Alors, après lecture.
Pour Montaigne, les éléments essentiels sont : - Empathie vis à vis des animaux en postulant qu'ils ont une sensibilité. Il faut savoir que cette idée est relativement récente dans l'histoire des idées parce que les animaux ont souvent été vus comme dépourvus d'âme ou de conscience, ce qui a justifié les innombrables horreurs commises à leur égard. Descartes et son concept d'animal machine a également fait beaucoup de mal à l'éthique animale.
- Interrogation sur le naturel de l'homme au plaisir qu'il prend à la cruauté. Est-ce naturel pour l'homme d'être cruel ou non ?
- Présence d'un argumentaire religieux.
Pour Rousseau : - Postulat optimiste sur la bonté humaine. L'Homme est naturellement bon et ne prend pas un plaisir naturel à faire souffrir autrui. (Ce qui est en totale opposition avec la position de Montaigne). Toutefois, il est partagé entre cette bonté et sa pulsion de conservation de sa propre existence, ce qui le pousse parfois à sacrifier autrui pour sa propre survie.

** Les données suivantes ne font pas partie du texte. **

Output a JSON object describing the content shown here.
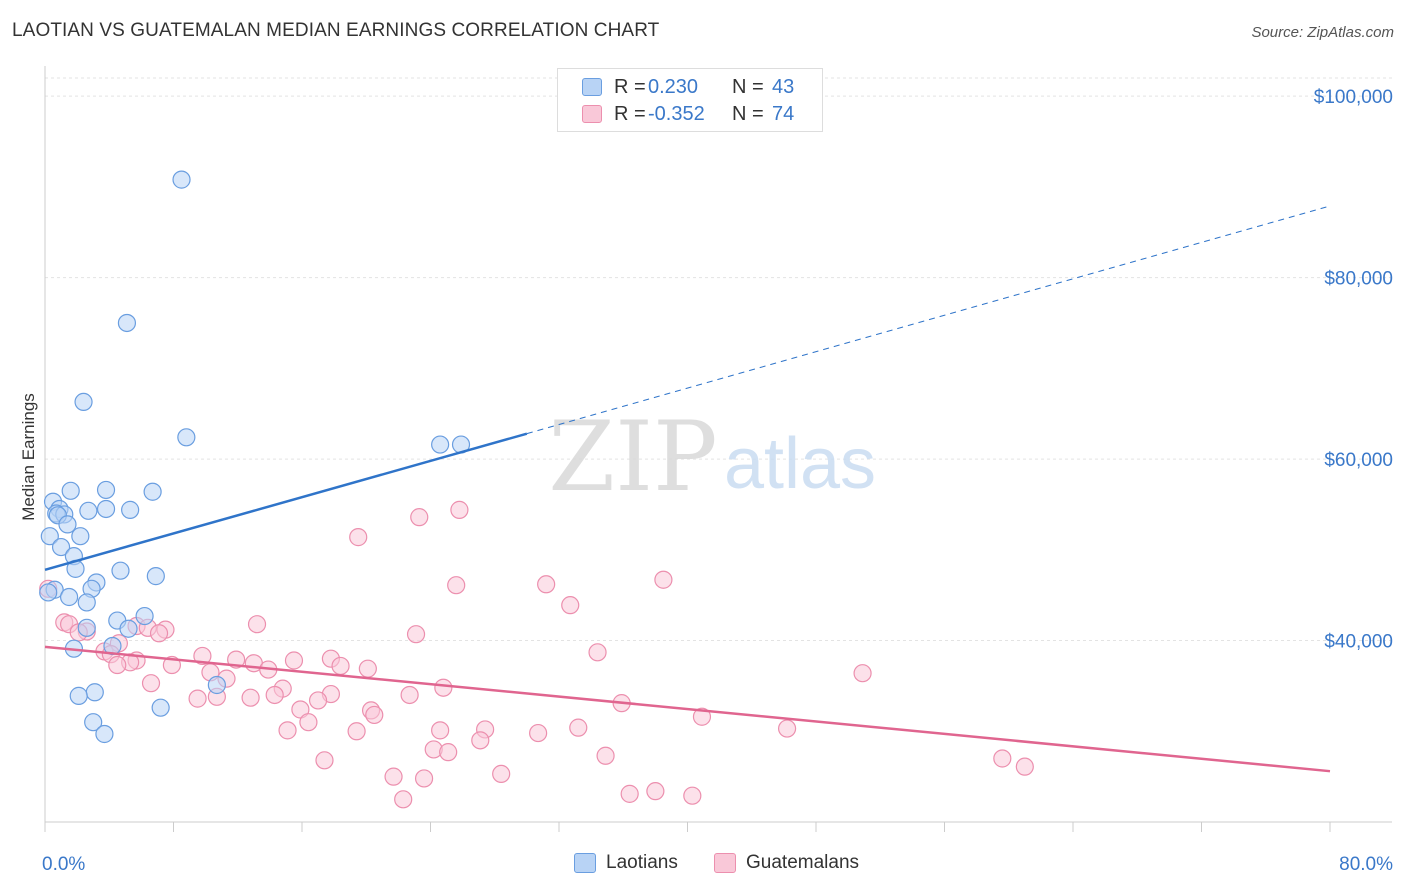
{
  "title": "LAOTIAN VS GUATEMALAN MEDIAN EARNINGS CORRELATION CHART",
  "source": "Source: ZipAtlas.com",
  "watermark": {
    "zip": "ZIP",
    "atlas": "atlas"
  },
  "legend": {
    "rows": [
      {
        "r_label": "R =",
        "r_value": "0.230",
        "n_label": "N =",
        "n_value": "43"
      },
      {
        "r_label": "R =",
        "r_value": "-0.352",
        "n_label": "N =",
        "n_value": "74"
      }
    ]
  },
  "bottom_legend": {
    "laotians": "Laotians",
    "guatemalans": "Guatemalans"
  },
  "colors": {
    "laotian_fill": "#b8d3f5",
    "laotian_stroke": "#6a9ee0",
    "laotian_line": "#2f74c9",
    "guatemalan_fill": "#f9c8d8",
    "guatemalan_stroke": "#ec8fae",
    "guatemalan_line": "#e0658f",
    "axis_label": "#3a78c9",
    "grid": "#e3e3e3"
  },
  "chart_data": {
    "type": "scatter",
    "title": "LAOTIAN VS GUATEMALAN MEDIAN EARNINGS CORRELATION CHART",
    "xlabel": "",
    "ylabel": "Median Earnings",
    "xlim": [
      0,
      80
    ],
    "ylim": [
      20000,
      102000
    ],
    "x_tick_labels": [
      "0.0%",
      "80.0%"
    ],
    "y_ticks": [
      {
        "value": 40000,
        "label": "$40,000"
      },
      {
        "value": 60000,
        "label": "$60,000"
      },
      {
        "value": 80000,
        "label": "$80,000"
      },
      {
        "value": 100000,
        "label": "$100,000"
      }
    ],
    "series": [
      {
        "name": "Laotians",
        "r": 0.23,
        "n": 43,
        "trend": {
          "x0": 0,
          "y0": 47800,
          "x1": 30,
          "y1": 62800,
          "x_dash_end": 80,
          "y_dash_end": 87900
        },
        "points": [
          [
            8.5,
            90800
          ],
          [
            5.1,
            75000
          ],
          [
            2.4,
            66300
          ],
          [
            8.8,
            62400
          ],
          [
            24.6,
            61600
          ],
          [
            25.9,
            61600
          ],
          [
            0.5,
            55300
          ],
          [
            1.6,
            56500
          ],
          [
            3.8,
            56600
          ],
          [
            6.7,
            56400
          ],
          [
            0.9,
            54500
          ],
          [
            2.7,
            54300
          ],
          [
            3.8,
            54500
          ],
          [
            5.3,
            54400
          ],
          [
            0.7,
            54000
          ],
          [
            1.2,
            53900
          ],
          [
            0.8,
            53800
          ],
          [
            1.4,
            52800
          ],
          [
            0.3,
            51500
          ],
          [
            2.2,
            51500
          ],
          [
            1.0,
            50300
          ],
          [
            1.8,
            49300
          ],
          [
            1.9,
            47900
          ],
          [
            4.7,
            47700
          ],
          [
            6.9,
            47100
          ],
          [
            3.2,
            46400
          ],
          [
            2.9,
            45700
          ],
          [
            0.6,
            45600
          ],
          [
            0.2,
            45300
          ],
          [
            1.5,
            44800
          ],
          [
            2.6,
            44200
          ],
          [
            6.2,
            42700
          ],
          [
            4.5,
            42200
          ],
          [
            5.2,
            41300
          ],
          [
            2.6,
            41400
          ],
          [
            4.2,
            39400
          ],
          [
            1.8,
            39100
          ],
          [
            10.7,
            35100
          ],
          [
            3.1,
            34300
          ],
          [
            2.1,
            33900
          ],
          [
            7.2,
            32600
          ],
          [
            3.0,
            31000
          ],
          [
            3.7,
            29700
          ]
        ]
      },
      {
        "name": "Guatemalans",
        "r": -0.352,
        "n": 74,
        "trend": {
          "x0": 0,
          "y0": 39300,
          "x1": 80,
          "y1": 25600
        },
        "points": [
          [
            0.2,
            45700
          ],
          [
            1.2,
            42000
          ],
          [
            1.5,
            41800
          ],
          [
            2.6,
            41000
          ],
          [
            5.7,
            41600
          ],
          [
            6.4,
            41400
          ],
          [
            7.5,
            41200
          ],
          [
            13.2,
            41800
          ],
          [
            23.3,
            53600
          ],
          [
            25.8,
            54400
          ],
          [
            19.5,
            51400
          ],
          [
            25.6,
            46100
          ],
          [
            31.2,
            46200
          ],
          [
            32.7,
            43900
          ],
          [
            38.5,
            46700
          ],
          [
            23.1,
            40700
          ],
          [
            2.1,
            40900
          ],
          [
            4.6,
            39700
          ],
          [
            7.1,
            40800
          ],
          [
            3.7,
            38800
          ],
          [
            4.1,
            38500
          ],
          [
            9.8,
            38300
          ],
          [
            5.7,
            37800
          ],
          [
            5.3,
            37600
          ],
          [
            4.5,
            37300
          ],
          [
            7.9,
            37300
          ],
          [
            11.9,
            37900
          ],
          [
            13.0,
            37500
          ],
          [
            15.5,
            37800
          ],
          [
            17.8,
            38000
          ],
          [
            18.4,
            37200
          ],
          [
            20.1,
            36900
          ],
          [
            13.9,
            36800
          ],
          [
            10.3,
            36500
          ],
          [
            11.3,
            35800
          ],
          [
            6.6,
            35300
          ],
          [
            14.8,
            34700
          ],
          [
            24.8,
            34800
          ],
          [
            17.8,
            34100
          ],
          [
            22.7,
            34000
          ],
          [
            10.7,
            33800
          ],
          [
            9.5,
            33600
          ],
          [
            12.8,
            33700
          ],
          [
            14.3,
            34000
          ],
          [
            17.0,
            33400
          ],
          [
            15.9,
            32400
          ],
          [
            20.3,
            32300
          ],
          [
            20.5,
            31800
          ],
          [
            35.9,
            33100
          ],
          [
            40.9,
            31600
          ],
          [
            34.4,
            38700
          ],
          [
            50.9,
            36400
          ],
          [
            16.4,
            31000
          ],
          [
            15.1,
            30100
          ],
          [
            19.4,
            30000
          ],
          [
            24.6,
            30100
          ],
          [
            27.4,
            30200
          ],
          [
            30.7,
            29800
          ],
          [
            33.2,
            30400
          ],
          [
            46.2,
            30300
          ],
          [
            27.1,
            29000
          ],
          [
            24.2,
            28000
          ],
          [
            25.1,
            27700
          ],
          [
            34.9,
            27300
          ],
          [
            17.4,
            26800
          ],
          [
            21.7,
            25000
          ],
          [
            23.6,
            24800
          ],
          [
            28.4,
            25300
          ],
          [
            22.3,
            22500
          ],
          [
            36.4,
            23100
          ],
          [
            59.6,
            27000
          ],
          [
            61.0,
            26100
          ],
          [
            38.0,
            23400
          ],
          [
            40.3,
            22900
          ]
        ]
      }
    ]
  }
}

- L'autre argument important est que naturellement, on a donc tendance à ne vouloir causer aucun mal à un autre être sensible (qu'il soit raisonnable ou non), et partant de là, si on ne veut causer aucun mal à d'autres humains, il est donc cohérent de ne pas vouloir en faire aux animaux également.
Pour Voltaire : - Il fait directement référence à Descartes et son animal machine, et se désole de cette conception. Il me semble obligatoire de parler de Descartes à ce moment-là.

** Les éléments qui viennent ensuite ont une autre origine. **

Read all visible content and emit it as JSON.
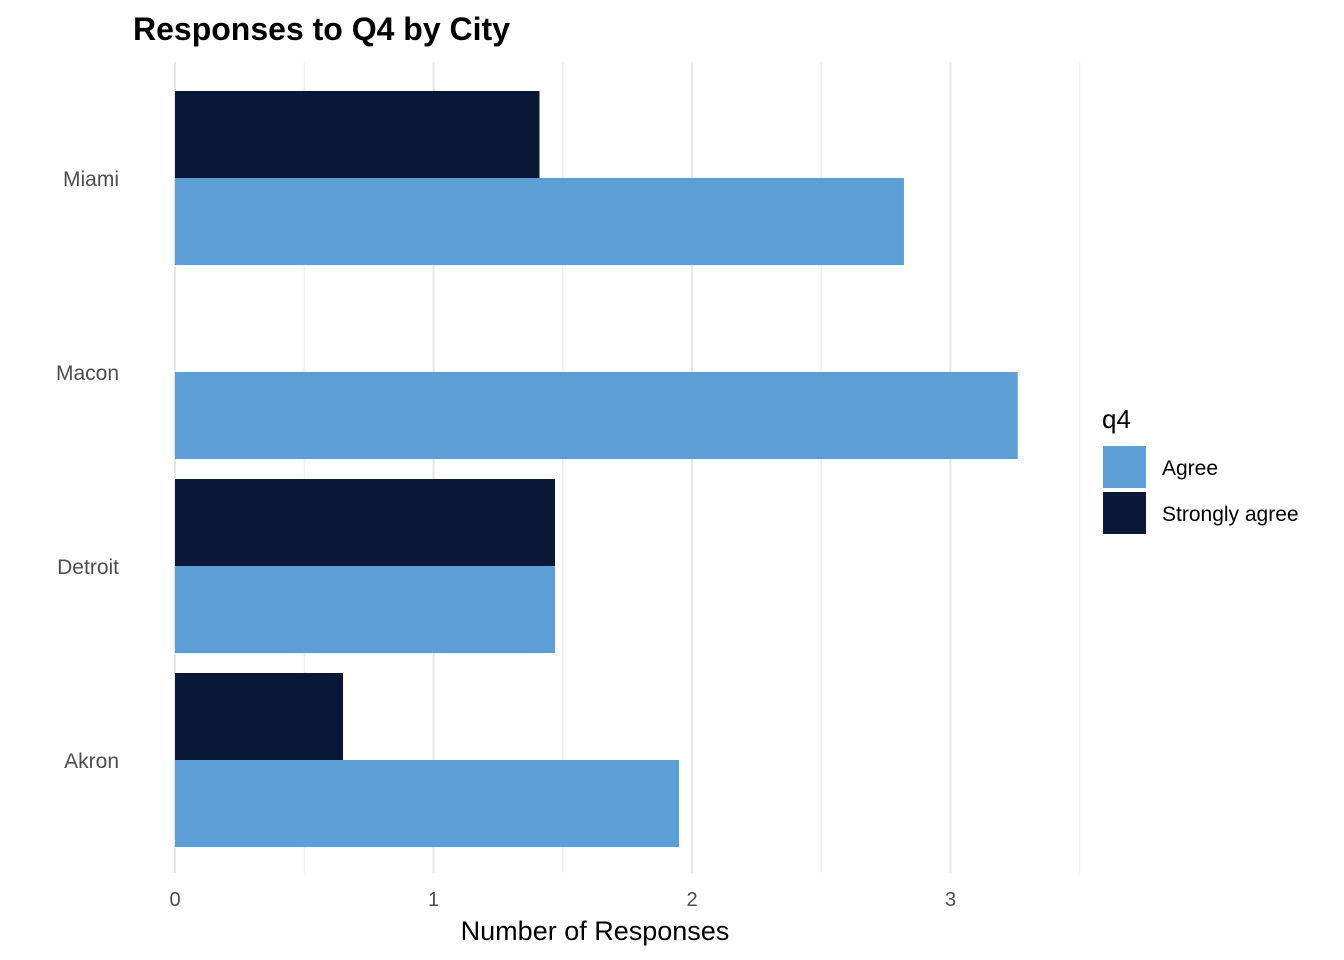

- Réfléchit à la notion d'innée et d'acquis, en réfutant la thèse cartésienne. Selon Voltaire, les animaux sont aussi capables d'apprendre, de faire le tri des connaissances et d'être capables de mémoriser des choses (là où Descartes postulait qu'ils n'avaient que des espèces de pulsions mécaniques les enfermant dans des comportements prédéfinis, un peu comme les rouages d'une machine).

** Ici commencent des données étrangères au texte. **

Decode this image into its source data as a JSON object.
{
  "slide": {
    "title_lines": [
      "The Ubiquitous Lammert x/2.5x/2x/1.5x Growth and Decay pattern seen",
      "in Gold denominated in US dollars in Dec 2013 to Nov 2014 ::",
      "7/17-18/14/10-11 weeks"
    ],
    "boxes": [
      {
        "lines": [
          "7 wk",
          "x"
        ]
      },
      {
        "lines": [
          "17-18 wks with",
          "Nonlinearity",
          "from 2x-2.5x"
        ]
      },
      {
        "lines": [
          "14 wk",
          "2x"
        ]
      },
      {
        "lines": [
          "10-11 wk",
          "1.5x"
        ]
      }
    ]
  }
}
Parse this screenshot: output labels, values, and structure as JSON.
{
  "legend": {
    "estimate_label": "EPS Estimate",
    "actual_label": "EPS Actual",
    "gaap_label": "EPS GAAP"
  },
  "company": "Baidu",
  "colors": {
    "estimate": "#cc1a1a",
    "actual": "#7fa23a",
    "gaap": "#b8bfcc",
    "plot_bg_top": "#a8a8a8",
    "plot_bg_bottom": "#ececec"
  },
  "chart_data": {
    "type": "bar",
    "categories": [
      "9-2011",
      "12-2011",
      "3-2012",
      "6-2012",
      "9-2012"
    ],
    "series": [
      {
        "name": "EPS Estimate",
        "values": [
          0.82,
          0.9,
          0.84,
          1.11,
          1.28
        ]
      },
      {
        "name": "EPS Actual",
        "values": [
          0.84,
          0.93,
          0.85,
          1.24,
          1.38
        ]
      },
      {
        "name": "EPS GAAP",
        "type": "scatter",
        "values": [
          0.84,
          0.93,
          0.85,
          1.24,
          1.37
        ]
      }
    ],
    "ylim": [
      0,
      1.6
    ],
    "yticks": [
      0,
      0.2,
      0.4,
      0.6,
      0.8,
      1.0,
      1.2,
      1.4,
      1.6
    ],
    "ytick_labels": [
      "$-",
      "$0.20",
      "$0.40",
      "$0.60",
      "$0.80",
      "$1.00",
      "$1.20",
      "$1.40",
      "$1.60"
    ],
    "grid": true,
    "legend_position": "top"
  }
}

- Avance également l'aspect sensible de l'animal avec le chien, voire va plus loin en lui prêtant des sentiments.
Pour Yourcenar : - S'interroge donc sur la nécessité d'une déclaration des animaux. Fait un parallèle entre cela et celle de l'homme, et la vacuité totale de cette déclaration. Réflexion sur le fait que l'être humain passe son temps à contrevenir à des lois (mention directe à "Tu ne tueras point" extrait de la Bible - argument religieux comme pour Montaigne).
- Argument très fort : la cruauté entre les hommes existe parce qu'elle a été maîtrisée avec celle faite sur les animaux. Pour résoudre la cruauté à l'égard des êtres humains, il faudrait ainsi aussi s'interdire celle sur les animaux.
- Mention évidente à la Seconde Guerre Mondiale qui est perçue comme le summum de l'inhumanité.
Dans le sujet, on a donc plusieurs termes importants : "littérature" "émouvoir le lecteur" "dénoncer".
Ce qui appelle de facto à définir ce qu'est la littérature, à analyser les moyens rhétoriques pour émouvoir et dénoncer, et également la notion de l'engagement de l'auteur vis à vis de certains sujets. Ce qui me semble composer un plan en soi, je dirais.